I love this idea of stewardship and ministry in general as song – a song of deep meaning and purpose in our gut, the multiple melodies of compassion, kindness, humility, meekness, and patience coming together in five-part harmony; a beautiful sound that seeks to resolve the dissonant discord of our lives and our world. Making a joyful noise – a curious juxtaposition, if you think about it, “joyful noise” – as not just our personal commitment to the work and ministry of God’s church, but a testimony to the song that is our very life.

And beloved, the truth of things, if we think about it, is that we are all songwriters – even if we haven’t a clue about music theory, even if we couldn’t tell a treble clef from a bass clef, even if we have zero experience playing a musical instrument. We are all songwriters. And along with that, we are singers – even if we don’t know how to carry a tune, even if we aren’t sure what part to sing. We are songwriters, we are singers, simply by virtue of the fact that we are part of the larger musical masterpiece that God has been composing since the foundation of the world. We have our part to sing; we have our own special song to add to that masterpiece.

And so perhaps the question that you and I should ponder this day and in the days to come is this: what is the song that you long to write with your life? What is the song that you long to write with your life? Where does your passion lie? What gets you out of bed in the morning and gives you what you need to go through your day? How do compassion, kindness, humility, meekness, and patience serve as a foundation for the lovely song you’re in the process of writing with your very life?

And what is it that makes your heart sing? What brings you joy; what inspires you? Where do you find deep meaning and purpose – is it in family? Friends? A desire to see the world made a better place? A passion for letting that love fill up your life and the lives of those around you?

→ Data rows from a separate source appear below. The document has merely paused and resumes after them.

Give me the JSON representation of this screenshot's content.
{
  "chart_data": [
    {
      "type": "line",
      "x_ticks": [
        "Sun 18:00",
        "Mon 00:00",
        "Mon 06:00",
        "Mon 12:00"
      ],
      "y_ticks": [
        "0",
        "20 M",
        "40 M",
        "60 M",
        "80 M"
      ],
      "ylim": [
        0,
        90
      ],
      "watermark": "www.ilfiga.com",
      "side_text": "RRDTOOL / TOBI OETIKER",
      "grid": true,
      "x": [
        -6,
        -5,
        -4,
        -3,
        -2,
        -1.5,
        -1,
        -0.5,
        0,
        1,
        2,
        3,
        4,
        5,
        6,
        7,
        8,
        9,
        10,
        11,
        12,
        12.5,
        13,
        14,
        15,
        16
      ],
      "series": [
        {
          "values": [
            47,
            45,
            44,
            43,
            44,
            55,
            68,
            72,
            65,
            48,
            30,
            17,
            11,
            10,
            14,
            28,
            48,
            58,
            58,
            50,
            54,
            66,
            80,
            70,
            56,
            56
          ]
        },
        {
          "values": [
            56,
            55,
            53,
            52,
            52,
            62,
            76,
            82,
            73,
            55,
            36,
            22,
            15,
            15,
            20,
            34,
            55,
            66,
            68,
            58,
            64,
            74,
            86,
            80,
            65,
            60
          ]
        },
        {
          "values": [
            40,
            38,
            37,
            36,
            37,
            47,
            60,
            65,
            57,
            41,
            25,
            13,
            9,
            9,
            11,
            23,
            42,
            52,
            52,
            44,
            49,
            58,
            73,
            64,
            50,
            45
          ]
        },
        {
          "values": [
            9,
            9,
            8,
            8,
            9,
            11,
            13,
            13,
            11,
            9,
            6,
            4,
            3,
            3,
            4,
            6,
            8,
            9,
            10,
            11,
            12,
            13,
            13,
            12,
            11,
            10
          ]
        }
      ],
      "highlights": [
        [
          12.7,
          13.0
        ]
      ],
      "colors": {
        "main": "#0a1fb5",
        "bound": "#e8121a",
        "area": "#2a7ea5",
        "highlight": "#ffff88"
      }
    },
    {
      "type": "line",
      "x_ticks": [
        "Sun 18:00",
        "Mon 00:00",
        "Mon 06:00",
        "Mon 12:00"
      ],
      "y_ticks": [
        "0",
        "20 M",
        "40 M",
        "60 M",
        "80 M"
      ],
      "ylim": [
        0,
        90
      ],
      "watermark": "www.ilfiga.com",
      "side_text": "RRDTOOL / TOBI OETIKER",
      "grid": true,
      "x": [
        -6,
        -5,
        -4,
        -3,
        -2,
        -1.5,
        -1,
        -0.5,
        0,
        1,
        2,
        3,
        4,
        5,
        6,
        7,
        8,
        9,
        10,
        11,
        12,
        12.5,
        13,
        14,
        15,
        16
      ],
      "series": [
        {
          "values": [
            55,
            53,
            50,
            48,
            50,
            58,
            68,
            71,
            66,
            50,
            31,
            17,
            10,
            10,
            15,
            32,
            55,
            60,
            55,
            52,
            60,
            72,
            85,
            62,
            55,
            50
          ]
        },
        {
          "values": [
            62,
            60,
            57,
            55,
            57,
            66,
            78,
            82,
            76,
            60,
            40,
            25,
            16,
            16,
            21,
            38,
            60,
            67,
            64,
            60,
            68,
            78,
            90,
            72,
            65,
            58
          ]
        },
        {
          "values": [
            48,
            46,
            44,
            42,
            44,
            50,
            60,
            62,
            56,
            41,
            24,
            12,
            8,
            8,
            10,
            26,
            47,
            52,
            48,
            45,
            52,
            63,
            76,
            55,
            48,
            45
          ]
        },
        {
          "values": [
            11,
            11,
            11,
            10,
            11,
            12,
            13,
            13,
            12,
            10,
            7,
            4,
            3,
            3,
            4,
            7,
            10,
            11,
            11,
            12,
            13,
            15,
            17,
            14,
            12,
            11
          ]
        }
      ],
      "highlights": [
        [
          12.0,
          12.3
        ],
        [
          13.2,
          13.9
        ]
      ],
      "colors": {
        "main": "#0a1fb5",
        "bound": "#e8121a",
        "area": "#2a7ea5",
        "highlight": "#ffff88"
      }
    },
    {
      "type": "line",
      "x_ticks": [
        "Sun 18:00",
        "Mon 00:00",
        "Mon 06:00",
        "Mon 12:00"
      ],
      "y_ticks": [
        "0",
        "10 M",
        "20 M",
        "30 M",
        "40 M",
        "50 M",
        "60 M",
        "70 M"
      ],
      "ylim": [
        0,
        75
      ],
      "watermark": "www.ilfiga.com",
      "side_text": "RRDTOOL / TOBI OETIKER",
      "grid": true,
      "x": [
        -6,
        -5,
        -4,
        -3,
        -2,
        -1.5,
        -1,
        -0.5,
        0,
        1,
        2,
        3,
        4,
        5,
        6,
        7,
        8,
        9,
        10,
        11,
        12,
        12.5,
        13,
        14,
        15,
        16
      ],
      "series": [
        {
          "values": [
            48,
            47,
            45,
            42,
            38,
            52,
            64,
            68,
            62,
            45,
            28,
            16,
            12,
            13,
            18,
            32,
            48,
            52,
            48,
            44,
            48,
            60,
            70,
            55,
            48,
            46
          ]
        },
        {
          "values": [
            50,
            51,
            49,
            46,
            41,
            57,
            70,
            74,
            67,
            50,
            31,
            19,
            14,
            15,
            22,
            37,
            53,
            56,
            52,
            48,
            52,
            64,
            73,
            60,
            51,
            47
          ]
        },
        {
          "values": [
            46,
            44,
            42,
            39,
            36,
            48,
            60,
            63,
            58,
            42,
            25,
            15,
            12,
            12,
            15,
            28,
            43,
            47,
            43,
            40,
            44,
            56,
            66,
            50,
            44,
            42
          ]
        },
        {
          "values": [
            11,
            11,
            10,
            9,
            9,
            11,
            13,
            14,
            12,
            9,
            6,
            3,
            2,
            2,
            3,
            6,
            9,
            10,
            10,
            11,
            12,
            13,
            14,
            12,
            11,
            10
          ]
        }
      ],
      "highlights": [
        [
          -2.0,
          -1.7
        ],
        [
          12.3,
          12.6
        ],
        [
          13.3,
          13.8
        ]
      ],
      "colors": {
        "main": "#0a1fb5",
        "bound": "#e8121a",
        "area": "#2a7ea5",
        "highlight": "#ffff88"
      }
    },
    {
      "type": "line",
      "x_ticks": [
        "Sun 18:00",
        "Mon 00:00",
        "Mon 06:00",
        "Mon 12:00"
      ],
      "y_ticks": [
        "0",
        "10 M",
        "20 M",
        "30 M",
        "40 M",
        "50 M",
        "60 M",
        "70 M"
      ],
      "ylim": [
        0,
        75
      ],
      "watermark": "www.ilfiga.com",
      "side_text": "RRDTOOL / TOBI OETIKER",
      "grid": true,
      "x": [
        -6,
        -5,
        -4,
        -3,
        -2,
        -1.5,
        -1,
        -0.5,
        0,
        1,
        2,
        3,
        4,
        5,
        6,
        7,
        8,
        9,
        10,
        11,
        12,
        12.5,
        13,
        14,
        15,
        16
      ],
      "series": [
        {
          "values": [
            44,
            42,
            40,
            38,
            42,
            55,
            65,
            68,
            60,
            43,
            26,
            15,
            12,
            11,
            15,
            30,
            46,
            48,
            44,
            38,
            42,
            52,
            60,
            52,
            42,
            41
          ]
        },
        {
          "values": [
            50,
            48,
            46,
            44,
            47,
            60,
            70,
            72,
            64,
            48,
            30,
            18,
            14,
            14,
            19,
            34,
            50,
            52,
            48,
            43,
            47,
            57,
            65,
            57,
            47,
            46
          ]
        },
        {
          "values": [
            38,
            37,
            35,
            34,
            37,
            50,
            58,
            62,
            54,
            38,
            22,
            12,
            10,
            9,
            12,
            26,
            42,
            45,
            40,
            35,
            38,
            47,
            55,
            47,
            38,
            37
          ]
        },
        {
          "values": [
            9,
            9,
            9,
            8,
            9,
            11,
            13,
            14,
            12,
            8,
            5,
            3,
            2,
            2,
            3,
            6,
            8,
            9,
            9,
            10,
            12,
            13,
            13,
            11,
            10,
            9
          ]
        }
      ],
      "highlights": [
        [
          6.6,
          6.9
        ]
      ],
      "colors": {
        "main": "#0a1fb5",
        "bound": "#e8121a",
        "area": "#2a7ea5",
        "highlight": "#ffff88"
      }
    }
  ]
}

Friends, I want to invite you to take time in the coming weeks to think about the song that is your life and how you are sharing that song with the world. I invite you to consider the impact your song can have on yourself and on others. I challenge you to think about the ways your song can merge with the melodies of others and create something truly beautiful, spiritual, other-worldly. For we are all songwriters and singers. We are all children of a God who gives us every reason imaginable to sing our hearts out. Thanks be to God for the song we’ve been given. Thanks be to God for the song we get to sing together!

In the name of the Creator, Redeemer, and Sustainer, thanks be to God – and may all of God’s people say, AMEN!

 

 

* Because sermons are meant to be preached and are therefore prepared with the emphasis on verbal presentation, the written accounts occasionally stray from proper grammar and punctuation.

 

[1] John Haughey, S.J., The Conspiracy of God (Garden City, N.Y.: Doubleday, 1973), 35.